Карпо быстро поклонился и вышел.
– А оттого на меня такое зло, что я на них палки жалею, что я мало кого в холодную сажаю, да ещё оттого, что вот ваша милость да ещё другие хорошие господа ко мне расположение имеют. Завидно, значит. Ну теперь только бы выбрали! Не будь я Климентий Верзило, если в одну неделю всю деревню не пересажаю в холодную! Будут они вздыхать по верзиловой доброте!
– А что, Климентий Прохорыч! Больно тебе хочется остаться головой? – спросил член, вставая из-за стола.
– Да как сказать вам, Николай Семеныч?!. Не то чтоб я за этим головинством гнался; я, благодаря Бога, и без него всем доволен; корысти от него немного, а хлопот не оберёшься. Да только конфуз, Николай Семеныч, – вот что больно! – Верзило не какой-нибудь Крынка, про Верзилу всякий скажет, что он мужик, как следует, беспорочный мужик. Ну, как же? Был головой, всякий тебе шапку снимал и вдруг… Сами посудите! Это хоть кому обидно! Вот только за этим одним я и гонюсь! Вот и жинка моя – всякий называл её головихой, и дочка тоже… И вдруг! Обидно, Николай Семеныч, вот как обидно!..

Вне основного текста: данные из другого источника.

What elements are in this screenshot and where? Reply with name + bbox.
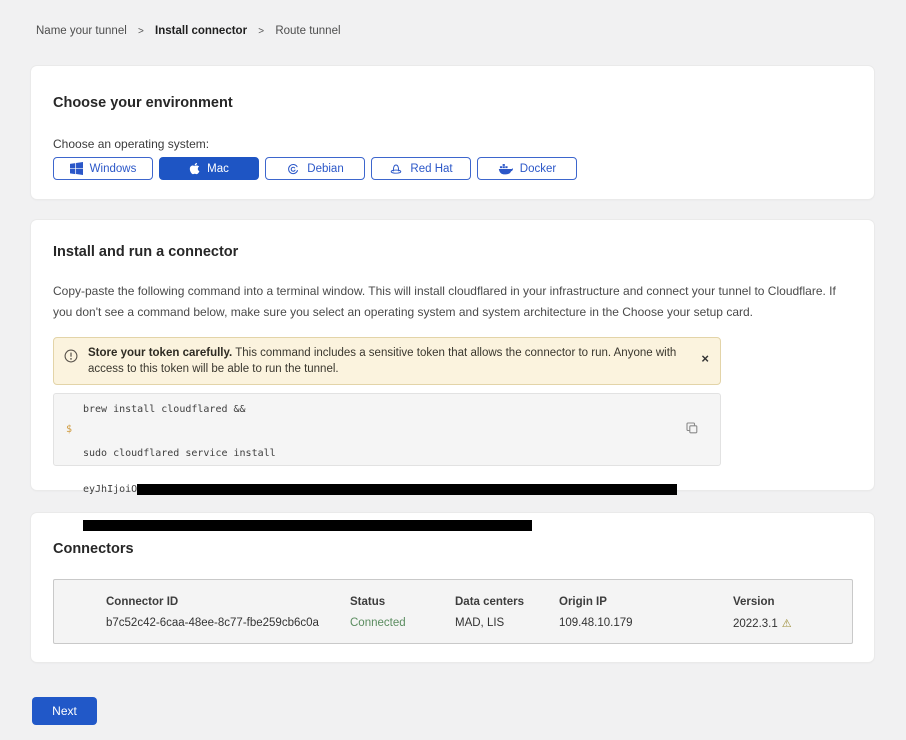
code-line-brew: brew install cloudflared && [66, 404, 704, 416]
origin-ip-value: 109.48.10.179 [559, 617, 733, 630]
os-button-redhat[interactable]: Red Hat [371, 157, 471, 180]
breadcrumb-separator: > [258, 26, 264, 37]
debian-icon [286, 162, 300, 176]
apple-icon [189, 162, 200, 175]
breadcrumb-install-connector[interactable]: Install connector [155, 25, 247, 37]
environment-card: Choose your environment Choose an operat… [31, 66, 874, 199]
os-button-mac[interactable]: Mac [159, 157, 259, 180]
os-select-label: Choose an operating system: [53, 137, 852, 151]
warning-title: Store your token carefully. [88, 347, 232, 359]
version-value: 2022.3.1 ⚠ [733, 617, 852, 630]
token-prefix: eyJhIjoiO [83, 484, 137, 495]
install-connector-card: Install and run a connector Copy-paste t… [31, 220, 874, 490]
info-icon [64, 349, 78, 368]
data-centers-value: MAD, LIS [455, 617, 559, 630]
os-button-group: Windows Mac Debian [53, 157, 852, 180]
install-command-code-block: brew install cloudflared && $ sudo cloud… [53, 393, 721, 466]
os-button-debian[interactable]: Debian [265, 157, 365, 180]
breadcrumb-route-tunnel[interactable]: Route tunnel [275, 25, 340, 37]
shell-prompt: $ [66, 424, 83, 555]
os-button-docker[interactable]: Docker [477, 157, 577, 180]
os-button-label: Docker [520, 163, 556, 175]
os-button-label: Mac [207, 163, 229, 175]
connectors-table: Connector ID Status Data centers Origin … [53, 579, 853, 644]
breadcrumb: Name your tunnel > Install connector > R… [0, 0, 906, 66]
os-button-windows[interactable]: Windows [53, 157, 153, 180]
redacted-token-bar [83, 520, 532, 531]
header-connector-id: Connector ID [106, 596, 350, 608]
docker-icon [498, 162, 513, 175]
token-warning-banner: Store your token carefully. This command… [53, 337, 721, 385]
warning-triangle-icon: ⚠ [782, 618, 792, 630]
header-data-centers: Data centers [455, 596, 559, 608]
os-button-label: Windows [90, 163, 137, 175]
code-command: sudo cloudflared service install eyJhIjo… [83, 424, 677, 555]
os-button-label: Red Hat [410, 163, 452, 175]
connectors-table-header: Connector ID Status Data centers Origin … [106, 596, 852, 608]
version-number: 2022.3.1 [733, 618, 778, 630]
header-origin-ip: Origin IP [559, 596, 733, 608]
code-line-sudo: sudo cloudflared service install [83, 448, 677, 460]
connector-id-value: b7c52c42-6caa-48ee-8c77-fbe259cb6c0a [106, 617, 350, 630]
header-version: Version [733, 596, 852, 608]
install-card-title: Install and run a connector [53, 244, 852, 261]
header-status: Status [350, 596, 455, 608]
close-icon[interactable]: × [701, 352, 709, 365]
redacted-token-bar [137, 484, 677, 495]
breadcrumb-separator: > [138, 26, 144, 37]
copy-icon[interactable] [685, 421, 699, 435]
status-badge: Connected [350, 617, 455, 630]
os-button-label: Debian [307, 163, 343, 175]
windows-icon [70, 162, 83, 175]
environment-card-title: Choose your environment [53, 95, 852, 112]
code-line-token: eyJhIjoiO [83, 484, 677, 496]
table-row: b7c52c42-6caa-48ee-8c77-fbe259cb6c0a Con… [106, 617, 852, 630]
breadcrumb-name-your-tunnel[interactable]: Name your tunnel [36, 25, 127, 37]
redhat-icon [389, 162, 403, 176]
install-description: Copy-paste the following command into a … [53, 281, 853, 323]
next-button[interactable]: Next [32, 697, 97, 725]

И Верзило печально понурил голову.
– Э, что там!? Не печалься, Климентий Прохорыч! – успокаивал член Верзилу, подойдя к нему и положив руку на его плечо. – Конечно, голос народа – дело святое, но авось, как-нибудь Бог поможет!
Верзило не поднял головы, хотя очень хорошо понимал, что под помощью Божиею следует разуметь помощь именитого гостя. Он уже торжествовал, соображая, что угощение принесёт ему желаемый результат.